Directors’ accountability for internal controls
Opinion is being sought on a range of options for strengthening internal company controls, but the Government’s initial preferred option is for the directors to carry out a review annually of the effectiveness of their company’s internal controls and make a directors’ statement, as part of the annual report, as to whether they operated effectively. The decision about whether any such statement should be assured by an external auditor would be a matter for audit committees and shareholders.
This is in contrast to the US’s approach under the Sarbanes-Oxley Act 2002 which mandates external auditor attestation and which places responsibility for a company’s financial statements and internal controls clearly with the CEO and CFO.
New corporate reporting – Resilience Statement
The experience of the pandemic has increased investor appetite for fuller and more meaningful disclosures by companies about how they are planning for potential future challenges.
The Government is therefore proposing an annual ‘Resilience Statement’ setting out how directors are assessing the company’s prospects and addressing challenges to its business model over the short, medium and long-term, including risks posed by climate change. The statement would apply initially to premium listed companies but will be extended to other PIEs within two years.

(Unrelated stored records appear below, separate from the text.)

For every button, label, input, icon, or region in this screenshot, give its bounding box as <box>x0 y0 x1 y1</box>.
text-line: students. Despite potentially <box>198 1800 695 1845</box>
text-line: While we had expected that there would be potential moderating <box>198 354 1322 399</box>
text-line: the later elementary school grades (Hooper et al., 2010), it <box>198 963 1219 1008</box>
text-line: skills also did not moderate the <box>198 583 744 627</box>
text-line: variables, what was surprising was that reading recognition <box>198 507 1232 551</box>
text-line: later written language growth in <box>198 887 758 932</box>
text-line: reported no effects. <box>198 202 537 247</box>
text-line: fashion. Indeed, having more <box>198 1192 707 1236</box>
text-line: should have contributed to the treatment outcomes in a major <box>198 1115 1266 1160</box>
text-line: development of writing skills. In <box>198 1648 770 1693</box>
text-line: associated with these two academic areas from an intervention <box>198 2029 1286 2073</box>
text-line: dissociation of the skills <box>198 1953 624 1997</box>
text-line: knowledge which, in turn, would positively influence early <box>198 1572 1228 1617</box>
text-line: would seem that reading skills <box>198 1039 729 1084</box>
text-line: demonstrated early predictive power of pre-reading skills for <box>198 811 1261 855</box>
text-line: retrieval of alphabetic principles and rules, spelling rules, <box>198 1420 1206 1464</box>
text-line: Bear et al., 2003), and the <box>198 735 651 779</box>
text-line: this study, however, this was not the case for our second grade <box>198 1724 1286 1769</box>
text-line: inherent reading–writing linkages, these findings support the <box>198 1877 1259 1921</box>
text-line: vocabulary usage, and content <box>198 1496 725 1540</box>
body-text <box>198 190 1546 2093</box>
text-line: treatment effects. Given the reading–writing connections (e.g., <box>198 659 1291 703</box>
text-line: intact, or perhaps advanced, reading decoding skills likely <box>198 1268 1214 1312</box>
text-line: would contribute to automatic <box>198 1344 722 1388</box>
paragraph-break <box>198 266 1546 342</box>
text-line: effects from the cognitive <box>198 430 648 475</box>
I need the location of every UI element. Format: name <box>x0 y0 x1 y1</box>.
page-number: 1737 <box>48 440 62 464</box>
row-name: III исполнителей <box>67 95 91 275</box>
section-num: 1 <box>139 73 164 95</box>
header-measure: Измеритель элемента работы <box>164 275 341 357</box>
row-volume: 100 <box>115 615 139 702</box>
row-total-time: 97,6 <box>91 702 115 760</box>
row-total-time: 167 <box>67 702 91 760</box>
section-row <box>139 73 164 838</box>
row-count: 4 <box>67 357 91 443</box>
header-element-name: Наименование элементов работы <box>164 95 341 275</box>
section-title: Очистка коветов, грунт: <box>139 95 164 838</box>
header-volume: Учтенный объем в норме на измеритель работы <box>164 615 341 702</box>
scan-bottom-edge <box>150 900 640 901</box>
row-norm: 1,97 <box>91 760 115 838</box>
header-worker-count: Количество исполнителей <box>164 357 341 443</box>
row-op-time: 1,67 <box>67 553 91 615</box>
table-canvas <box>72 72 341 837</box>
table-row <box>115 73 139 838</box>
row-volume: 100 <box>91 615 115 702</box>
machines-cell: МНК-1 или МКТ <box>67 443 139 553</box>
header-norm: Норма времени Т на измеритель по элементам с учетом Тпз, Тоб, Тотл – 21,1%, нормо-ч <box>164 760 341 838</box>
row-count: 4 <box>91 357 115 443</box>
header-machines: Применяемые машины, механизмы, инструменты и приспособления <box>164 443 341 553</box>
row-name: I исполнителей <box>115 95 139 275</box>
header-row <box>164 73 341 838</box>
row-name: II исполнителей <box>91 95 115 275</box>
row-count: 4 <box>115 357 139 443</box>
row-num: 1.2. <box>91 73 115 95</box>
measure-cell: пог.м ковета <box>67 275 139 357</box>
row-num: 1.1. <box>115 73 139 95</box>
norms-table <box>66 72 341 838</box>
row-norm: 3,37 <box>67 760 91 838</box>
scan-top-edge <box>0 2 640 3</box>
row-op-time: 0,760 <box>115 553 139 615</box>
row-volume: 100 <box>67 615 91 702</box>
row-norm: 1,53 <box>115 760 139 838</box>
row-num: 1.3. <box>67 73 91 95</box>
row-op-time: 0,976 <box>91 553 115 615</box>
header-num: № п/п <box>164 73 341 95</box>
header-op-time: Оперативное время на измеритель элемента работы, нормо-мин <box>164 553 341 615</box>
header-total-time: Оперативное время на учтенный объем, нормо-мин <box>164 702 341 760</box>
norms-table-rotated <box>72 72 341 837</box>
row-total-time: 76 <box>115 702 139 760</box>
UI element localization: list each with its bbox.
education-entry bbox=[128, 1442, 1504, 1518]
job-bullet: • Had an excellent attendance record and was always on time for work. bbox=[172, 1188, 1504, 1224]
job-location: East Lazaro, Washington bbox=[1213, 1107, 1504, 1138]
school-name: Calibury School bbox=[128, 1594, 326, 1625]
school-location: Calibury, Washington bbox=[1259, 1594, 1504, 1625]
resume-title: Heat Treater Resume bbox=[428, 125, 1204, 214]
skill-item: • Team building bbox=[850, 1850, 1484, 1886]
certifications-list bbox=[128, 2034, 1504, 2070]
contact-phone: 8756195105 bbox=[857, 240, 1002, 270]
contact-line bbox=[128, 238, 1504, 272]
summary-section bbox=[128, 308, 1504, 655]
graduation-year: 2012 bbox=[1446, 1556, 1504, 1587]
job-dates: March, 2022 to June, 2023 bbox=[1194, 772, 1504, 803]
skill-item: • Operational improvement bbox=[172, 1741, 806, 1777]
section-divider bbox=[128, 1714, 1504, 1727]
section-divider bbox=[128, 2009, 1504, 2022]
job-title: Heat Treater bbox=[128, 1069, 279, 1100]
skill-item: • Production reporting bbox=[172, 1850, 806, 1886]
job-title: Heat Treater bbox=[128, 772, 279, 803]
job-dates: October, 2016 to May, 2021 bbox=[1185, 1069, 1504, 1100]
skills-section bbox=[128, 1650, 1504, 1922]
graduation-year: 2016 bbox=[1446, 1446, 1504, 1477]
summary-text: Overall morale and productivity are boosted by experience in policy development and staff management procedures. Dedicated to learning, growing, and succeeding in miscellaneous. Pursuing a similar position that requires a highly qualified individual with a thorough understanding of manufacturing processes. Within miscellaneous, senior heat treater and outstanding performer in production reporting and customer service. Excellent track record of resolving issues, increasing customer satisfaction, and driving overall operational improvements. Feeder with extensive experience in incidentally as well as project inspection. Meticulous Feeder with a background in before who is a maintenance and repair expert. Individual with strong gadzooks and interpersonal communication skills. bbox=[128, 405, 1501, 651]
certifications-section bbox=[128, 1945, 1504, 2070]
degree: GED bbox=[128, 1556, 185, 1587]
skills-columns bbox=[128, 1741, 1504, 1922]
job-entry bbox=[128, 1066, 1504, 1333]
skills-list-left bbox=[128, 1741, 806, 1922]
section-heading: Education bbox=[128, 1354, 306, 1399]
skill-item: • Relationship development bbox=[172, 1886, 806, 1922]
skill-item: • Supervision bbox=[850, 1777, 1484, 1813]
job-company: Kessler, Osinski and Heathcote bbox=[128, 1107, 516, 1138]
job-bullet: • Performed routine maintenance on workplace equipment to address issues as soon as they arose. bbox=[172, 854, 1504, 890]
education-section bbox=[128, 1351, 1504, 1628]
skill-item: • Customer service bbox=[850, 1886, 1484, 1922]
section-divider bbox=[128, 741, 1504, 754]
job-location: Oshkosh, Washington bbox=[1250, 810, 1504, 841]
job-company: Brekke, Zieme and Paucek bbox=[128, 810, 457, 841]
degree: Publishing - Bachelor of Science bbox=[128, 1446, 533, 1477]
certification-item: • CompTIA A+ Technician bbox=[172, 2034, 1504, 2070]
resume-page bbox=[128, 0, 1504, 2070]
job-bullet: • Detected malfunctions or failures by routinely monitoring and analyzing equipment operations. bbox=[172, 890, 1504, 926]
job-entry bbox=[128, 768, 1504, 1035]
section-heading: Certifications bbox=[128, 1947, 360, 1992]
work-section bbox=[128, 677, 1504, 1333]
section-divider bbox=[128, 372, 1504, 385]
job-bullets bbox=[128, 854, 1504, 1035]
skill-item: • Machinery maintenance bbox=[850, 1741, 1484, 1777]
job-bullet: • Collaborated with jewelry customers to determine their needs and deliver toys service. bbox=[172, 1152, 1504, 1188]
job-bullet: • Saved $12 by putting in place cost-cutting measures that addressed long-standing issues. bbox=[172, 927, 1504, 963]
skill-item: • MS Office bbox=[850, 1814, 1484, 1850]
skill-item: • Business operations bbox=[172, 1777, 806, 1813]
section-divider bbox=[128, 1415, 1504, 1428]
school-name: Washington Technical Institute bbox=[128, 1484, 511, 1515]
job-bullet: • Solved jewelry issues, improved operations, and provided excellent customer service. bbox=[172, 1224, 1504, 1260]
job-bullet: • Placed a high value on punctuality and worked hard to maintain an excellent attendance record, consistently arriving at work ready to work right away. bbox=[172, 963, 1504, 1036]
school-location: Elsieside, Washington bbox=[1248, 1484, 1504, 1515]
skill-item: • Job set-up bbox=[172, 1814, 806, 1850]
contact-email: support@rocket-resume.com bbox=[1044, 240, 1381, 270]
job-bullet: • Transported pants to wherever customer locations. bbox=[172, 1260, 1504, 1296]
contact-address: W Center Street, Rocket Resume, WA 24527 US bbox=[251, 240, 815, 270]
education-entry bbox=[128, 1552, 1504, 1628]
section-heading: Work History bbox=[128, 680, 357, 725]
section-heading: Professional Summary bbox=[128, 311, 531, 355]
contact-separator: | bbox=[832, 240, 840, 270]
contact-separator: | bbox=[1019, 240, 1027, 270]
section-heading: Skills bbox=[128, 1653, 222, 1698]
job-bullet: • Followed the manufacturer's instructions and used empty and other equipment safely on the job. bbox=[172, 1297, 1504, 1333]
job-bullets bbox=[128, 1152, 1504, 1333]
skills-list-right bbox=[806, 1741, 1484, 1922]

Audit – ‘true and fair view’
The Government is not taking forward Lord Brydon’s proposals to change the ‘true and fair view’ requirement for approval of the accounts with ‘present fairly, in all material respects’, which is recognised internationally. Instead, the Government believes a new user guide to audit will prove more effective in improving user understanding.
Audit and Assurance Policy
The Government proposes to introduce a statutory requirement on PIEs to publish an annual Audit and Assurance Policy describing directors’ approach, over a rolling three year forward looking period, to seeking internal and external assurance of the information they report to shareholders. The Policy would be subject to an advisory shareholder vote at the time of publication. Initially this requirement would apply to premium listed companies but will be extended to PIEs.
The consultation closes on 8 July 2021.